En 2016, Low Slow and Distorted Riffs Records (LSDR) nació formalmente, al comenzar a editar a diversas agrupaciones en formatos físicos y digitales. El primer registro en aparecer fue el debut de Saturno Grooves, combo de Durango: “Su álbum nos voló la cabeza y se nos hizo mejor apostar por ellos que editar material de nuestras propias bandas”, cuenta Román.

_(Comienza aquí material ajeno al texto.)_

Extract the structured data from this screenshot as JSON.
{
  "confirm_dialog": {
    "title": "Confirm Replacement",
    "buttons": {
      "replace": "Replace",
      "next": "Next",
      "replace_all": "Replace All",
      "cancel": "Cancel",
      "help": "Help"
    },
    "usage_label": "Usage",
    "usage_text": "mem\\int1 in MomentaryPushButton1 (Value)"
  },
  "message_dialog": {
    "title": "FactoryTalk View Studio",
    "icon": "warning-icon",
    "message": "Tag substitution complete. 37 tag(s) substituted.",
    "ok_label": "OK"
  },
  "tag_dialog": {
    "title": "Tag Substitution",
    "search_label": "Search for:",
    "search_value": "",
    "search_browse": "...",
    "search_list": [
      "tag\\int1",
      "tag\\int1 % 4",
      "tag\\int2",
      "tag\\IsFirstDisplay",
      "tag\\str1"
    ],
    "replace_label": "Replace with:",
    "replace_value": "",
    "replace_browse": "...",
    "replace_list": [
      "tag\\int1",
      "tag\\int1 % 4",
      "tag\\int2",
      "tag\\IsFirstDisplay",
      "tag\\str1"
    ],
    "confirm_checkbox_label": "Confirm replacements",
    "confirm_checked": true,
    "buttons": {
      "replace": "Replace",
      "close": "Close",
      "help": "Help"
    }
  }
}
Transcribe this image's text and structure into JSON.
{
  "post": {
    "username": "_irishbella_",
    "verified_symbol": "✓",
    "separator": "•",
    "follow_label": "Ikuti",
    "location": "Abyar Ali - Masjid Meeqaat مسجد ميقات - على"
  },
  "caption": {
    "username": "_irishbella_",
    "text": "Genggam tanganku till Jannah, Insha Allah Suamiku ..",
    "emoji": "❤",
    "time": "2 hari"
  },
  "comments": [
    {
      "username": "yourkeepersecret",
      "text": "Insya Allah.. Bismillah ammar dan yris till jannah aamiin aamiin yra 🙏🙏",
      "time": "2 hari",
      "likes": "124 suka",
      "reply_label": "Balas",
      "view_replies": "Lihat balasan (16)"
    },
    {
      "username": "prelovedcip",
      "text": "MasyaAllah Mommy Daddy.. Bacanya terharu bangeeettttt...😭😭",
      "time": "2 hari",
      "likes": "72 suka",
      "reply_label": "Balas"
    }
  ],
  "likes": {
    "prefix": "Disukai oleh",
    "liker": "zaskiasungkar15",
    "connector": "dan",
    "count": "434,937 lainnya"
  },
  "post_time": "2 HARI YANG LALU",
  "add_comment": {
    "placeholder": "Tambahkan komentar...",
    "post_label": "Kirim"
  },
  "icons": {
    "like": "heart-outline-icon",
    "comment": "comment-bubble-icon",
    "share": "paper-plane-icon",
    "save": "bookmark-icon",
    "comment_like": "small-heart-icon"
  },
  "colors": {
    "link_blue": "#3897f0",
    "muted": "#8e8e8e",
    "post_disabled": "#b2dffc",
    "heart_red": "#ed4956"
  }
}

Acerca de la curaduría del sello, agrega: “Son bandas de las que somos fans, amamos su sonido y forma de trabajar. Para nosotros lo más importante es la amistad, trabajar con gente que admiras y respetas. Esto no se trata de dinero, sino de ayudar y crear comunidad. En este tiempo hemos lanzado 55 discos digitales, 42 físicos y se han capturado 55 conciertos de la escena subterránea”.
El responsable de la grabación de esos 55 bootlegs (todos disponibles en el bandcamp de LSDR Records) es Juan Tamayo. “Todo empezó –cuenta Román– porque hasta ese entonces no había registro de uno de los festivales más épicos de los últimos años: Lxs Grises (sobre todo el II). A partir de entonces, ha documentado shows que están a su alcance: algunos que organizamos, cuando estamos de gira con Vinnum o cuando vienen bandas de otros lugares. La idea, como ya mencioné, es preservar la memoria sonora de la escena local”.
Además de los bootlegs, LSDR Records también se ha dado a la tarea de recuperar grabaciones inéditas o de poca circulación. “Hay varios grupos en bandcamp y plataformas digitales que hemos rescatado: El Diablo, Roots, Cannabian, La Orquesta de Animales, Jesus on Dope, Hombre Perro, Humus, Neckless, Powertrip, La Pinche Hysteria, etcétera. Lo hicimos porque consideramos que las nuevas generaciones deben conocer los trabajos de los pioneros. No podemos olvidar a esas agrupaciones y fingir que nada pasó. Me siento muy afortunado porque estas bandas siempre han estados abiertas para trabajar con nosotros, muchas de ellas son propuestas con las que crecimos y a las que admiramos mucho”, concluye el mayor de los Tamayo.